© Patricia Grähling, Stadt Marburg
Die Gisselberger Spannweite ist zu einem wahren Naturidyll geworden. Der rund eineinhalb Kilometer lange Abschnitt der Lahn wird nicht nur von Spaziergänger*innen und Naturfreund*innen gerne aufgesucht – auch viele Tier- und Pflanzenarten fühlen sich im Flussbett, an den Kiesbänken und im Totholz wohl. Um die Uferflächen optimal zu pflegen, setzt die Stadt Marburg nun auf Wasserbüffel.

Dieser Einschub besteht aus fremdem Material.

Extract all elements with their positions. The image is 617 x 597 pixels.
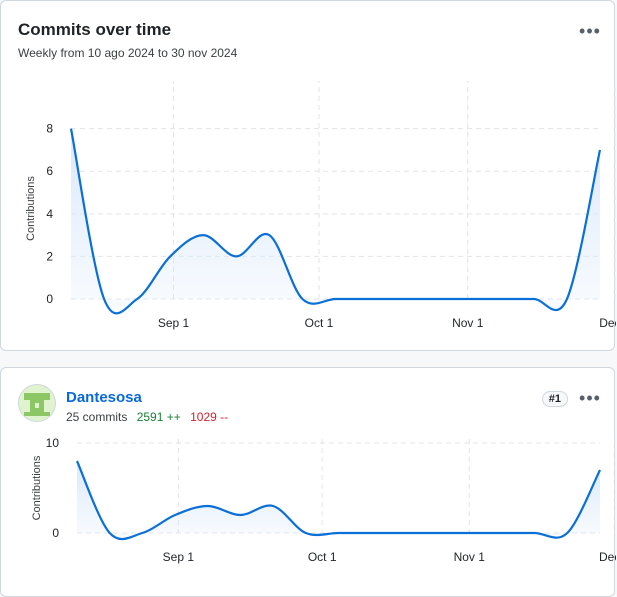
chart-title: Commits over time <box>18 20 172 39</box>
area-fill <box>71 128 600 314</box>
y-tick-label: 2 <box>46 249 53 263</box>
y-axis-label: Contributions <box>31 455 43 520</box>
commits-over-time-card: Commits over time Weekly from 10 ago 202… <box>0 0 616 351</box>
x-tick-label: Dec 1 <box>599 316 616 330</box>
y-tick-label: 4 <box>46 207 53 221</box>
y-tick-label: 0 <box>46 292 53 306</box>
contributor-card: Dantesosa 25 commits 2591 ++ 1029 -- #1 … <box>0 367 616 597</box>
x-tick-label: Sep 1 <box>163 550 195 564</box>
y-tick-label: 10 <box>46 438 60 450</box>
contributor-name-link[interactable]: Dantesosa <box>66 389 142 406</box>
x-tick-label: Dec 1 <box>599 550 616 564</box>
y-tick-label: 0 <box>52 526 59 540</box>
kebab-horizontal-icon[interactable]: ••• <box>579 388 601 408</box>
additions-count: 2591 ++ <box>136 410 181 424</box>
area-fill <box>77 461 600 540</box>
contributor-commits-chart: 0 10 Sep 1 Oct 1 Nov 1 Dec 1 Contributions <box>31 438 616 564</box>
y-axis-label: Contributions <box>25 176 37 241</box>
identicon-icon <box>24 393 50 416</box>
series-line <box>69 128 602 315</box>
rank-badge: #1 <box>541 391 568 407</box>
y-tick-label: 8 <box>46 122 53 136</box>
y-tick-label: 6 <box>46 164 53 178</box>
x-tick-label: Oct 1 <box>305 316 334 330</box>
series-line <box>75 460 601 541</box>
x-tick-label: Nov 1 <box>452 316 484 330</box>
chart-subtitle: Weekly from 10 ago 2024 to 30 nov 2024 <box>18 46 238 60</box>
x-tick-label: Sep 1 <box>158 316 190 330</box>
x-tick-label: Nov 1 <box>454 550 486 564</box>
contributor-stats: 25 commits 2591 ++ 1029 -- <box>66 410 228 424</box>
x-tick-label: Oct 1 <box>308 550 337 564</box>
deletions-count: 1029 -- <box>190 410 229 424</box>
avatar[interactable] <box>18 384 56 422</box>
commits-chart: 0 2 4 6 8 Sep 1 Oct 1 Nov 1 Dec 1 Contributions <box>25 81 616 330</box>
kebab-horizontal-icon[interactable]: ••• <box>579 21 601 41</box>
commit-count: 25 commits <box>66 410 128 424</box>
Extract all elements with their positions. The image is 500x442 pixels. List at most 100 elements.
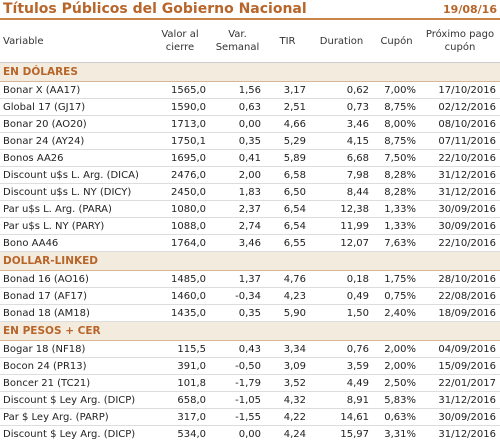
- cell: 12,38: [310, 200, 373, 218]
- cell: 02/12/2016: [420, 98, 500, 116]
- cell: 0,35: [210, 304, 265, 322]
- bond-row: Par u$s L. NY (PARY) 1088,0 2,74 6,54 11,99 1…: [0, 217, 500, 235]
- cell: 3,46: [210, 234, 265, 252]
- bond-row: Bonos AA26 1695,0 0,41 5,89 6,68 7,50% 22/10/2…: [0, 149, 500, 167]
- bond-row: Discount u$s L. NY (DICY) 2450,0 1,83 6,50 8…: [0, 183, 500, 201]
- cell: 30/09/2016: [420, 408, 500, 426]
- cell: 30/09/2016: [420, 200, 500, 218]
- cell: 1,83: [210, 183, 265, 201]
- cell: 22/10/2016: [420, 234, 500, 252]
- cell: 391,0: [150, 357, 210, 375]
- cell: 0,49: [310, 287, 373, 305]
- column-header: Próximo pago cupón: [420, 20, 500, 63]
- cell: 3,46: [310, 115, 373, 133]
- cell: 14,61: [310, 408, 373, 426]
- cell: 0,62: [310, 81, 373, 99]
- cell: 2,00%: [373, 357, 420, 375]
- cell: 1,33%: [373, 217, 420, 235]
- cell: 1713,0: [150, 115, 210, 133]
- section-row: DOLLAR-LINKED: [0, 251, 500, 271]
- cell: 04/09/2016: [420, 340, 500, 358]
- cell: 31/12/2016: [420, 391, 500, 409]
- cell: -1,79: [210, 374, 265, 392]
- cell: 3,09: [265, 357, 310, 375]
- cell: 0,41: [210, 149, 265, 167]
- bond-row: Discount $ Ley Arg. (DICP) 658,0 -1,05 4,32…: [0, 391, 500, 409]
- column-header: Duration: [310, 20, 373, 63]
- bond-name: Bonad 17 (AF17): [0, 287, 150, 305]
- cell: 7,50%: [373, 149, 420, 167]
- cell: 0,00: [210, 115, 265, 133]
- column-header: Cupón: [373, 20, 420, 63]
- cell: 2,00%: [373, 340, 420, 358]
- cell: 30/09/2016: [420, 217, 500, 235]
- cell: 7,00%: [373, 81, 420, 99]
- column-header: TIR: [265, 20, 310, 63]
- cell: 2,50%: [373, 374, 420, 392]
- cell: -1,55: [210, 408, 265, 426]
- cell: 8,28%: [373, 183, 420, 201]
- cell: 2,37: [210, 200, 265, 218]
- bond-row: Discount u$s L. Arg. (DICA) 2476,0 2,00 6,5…: [0, 166, 500, 184]
- cell: 1435,0: [150, 304, 210, 322]
- section-row: EN PESOS + CER: [0, 321, 500, 341]
- cell: 2,00: [210, 166, 265, 184]
- cell: 2,51: [265, 98, 310, 116]
- cell: 3,34: [265, 340, 310, 358]
- cell: 15,97: [310, 425, 373, 442]
- cell: 18/09/2016: [420, 304, 500, 322]
- bond-name: Boncer 21 (TC21): [0, 374, 150, 392]
- cell: 1088,0: [150, 217, 210, 235]
- cell: 8,91: [310, 391, 373, 409]
- cell: 4,49: [310, 374, 373, 392]
- cell: 07/11/2016: [420, 132, 500, 150]
- cell: 1,33%: [373, 200, 420, 218]
- cell: 5,90: [265, 304, 310, 322]
- column-header: Var. Semanal: [210, 20, 265, 63]
- cell: 1080,0: [150, 200, 210, 218]
- bond-row: Boncer 21 (TC21) 101,8 -1,79 3,52 4,49 2,50% 2…: [0, 374, 500, 392]
- cell: 3,59: [310, 357, 373, 375]
- column-header: Variable: [0, 20, 150, 63]
- cell: 4,32: [265, 391, 310, 409]
- cell: 0,75%: [373, 287, 420, 305]
- cell: 0,18: [310, 270, 373, 288]
- cell: 1,56: [210, 81, 265, 99]
- bond-name: Discount $ Ley Arg. (DICP): [0, 391, 150, 409]
- cell: 0,76: [310, 340, 373, 358]
- bond-row: Bogar 18 (NF18) 115,5 0,43 3,34 0,76 2,00% 04/…: [0, 340, 500, 358]
- bond-row: Global 17 (GJ17) 1590,0 0,63 2,51 0,73 8,75% 0…: [0, 98, 500, 116]
- cell: 8,75%: [373, 132, 420, 150]
- cell: 2450,0: [150, 183, 210, 201]
- bond-row: Bonar 20 (AO20) 1713,0 0,00 4,66 3,46 8,00% 08…: [0, 115, 500, 133]
- cell: 3,31%: [373, 425, 420, 442]
- header-row: Variable Valor al cierre Var. Semanal TIR Du…: [0, 20, 500, 63]
- bond-name: Discount $ Ley Arg. (DICP): [0, 425, 150, 442]
- bond-name: Discount u$s L. NY (DICY): [0, 183, 150, 201]
- cell: 8,00%: [373, 115, 420, 133]
- cell: 1460,0: [150, 287, 210, 305]
- section-title: EN DÓLARES: [0, 62, 500, 82]
- cell: 5,83%: [373, 391, 420, 409]
- bond-table: Variable Valor al cierre Var. Semanal TIR Du…: [0, 20, 500, 442]
- cell: 115,5: [150, 340, 210, 358]
- bond-name: Bono AA46: [0, 234, 150, 252]
- cell: 1695,0: [150, 149, 210, 167]
- title-bar: Títulos Públicos del Gobierno Nacional 1…: [0, 0, 500, 20]
- cell: -0,50: [210, 357, 265, 375]
- cell: 5,89: [265, 149, 310, 167]
- cell: 7,98: [310, 166, 373, 184]
- cell: 3,17: [265, 81, 310, 99]
- cell: 11,99: [310, 217, 373, 235]
- cell: 1,50: [310, 304, 373, 322]
- cell: -0,34: [210, 287, 265, 305]
- cell: 8,28%: [373, 166, 420, 184]
- cell: 0,73: [310, 98, 373, 116]
- cell: 1565,0: [150, 81, 210, 99]
- cell: 6,54: [265, 217, 310, 235]
- cell: 4,24: [265, 425, 310, 442]
- section-row: EN DÓLARES: [0, 62, 500, 82]
- cell: 22/08/2016: [420, 287, 500, 305]
- bond-row: Bocon 24 (PR13) 391,0 -0,50 3,09 3,59 2,00% 15…: [0, 357, 500, 375]
- cell: 31/12/2016: [420, 166, 500, 184]
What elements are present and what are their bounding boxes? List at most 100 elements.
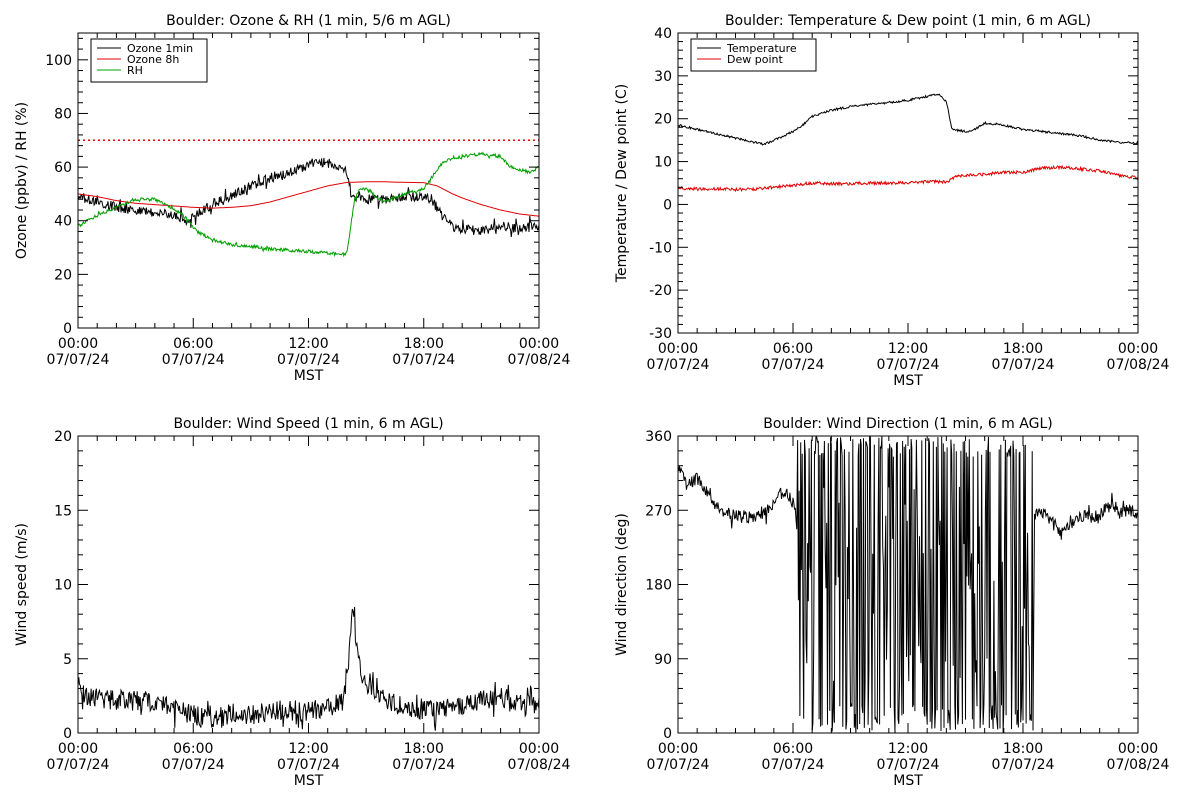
y-tick-label: 40: [654, 26, 672, 42]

„Viele regelmäßige Besucher*innen der Gisselberger Spannweite freuen sich schon auf die tierischen Landschaftspfleger“, verrät Bürgermeisterin Nadine Bernshausen zum Dienstantritt der Wasserbüffel. In den vergangenen Monaten habe es schon viele Nachfragen bei der Unteren Naturschutzbehörde gegeben. „Viele wollten wissen, wann denn endlich die Wasserbüffel kommen“, so die Klimaschutzdezernentin.
© Patricia Grähling, Stadt Marburg Jetzt ist es soweit: Nach Abschluss der Erdarbeiten im Jahr 2020 hat sich die Vegetation im vergangenen Jahr erholt. Nun ist es an der Zeit, durch gezielte Beweidung die Flächen offenzuhalten. „Würden wir die Natur auf der Fläche einfach wachsen lassen, so würde sich innerhalb weniger Jahre Auwald entwickeln“, erklärt Bernshausen. Es solle aber Lebensraum für Vögel und Amphibien entstehen und erhalten werden, die auf die offenen Flächen angewiesen sind. Verschiedene Vogelarten können die Flächen als Bruthabitat und in den Herbst- und Wintermonaten als Rastfläche nutzen. Auch die Kreuzkröte ist auf eine offene Fläche angewiesen.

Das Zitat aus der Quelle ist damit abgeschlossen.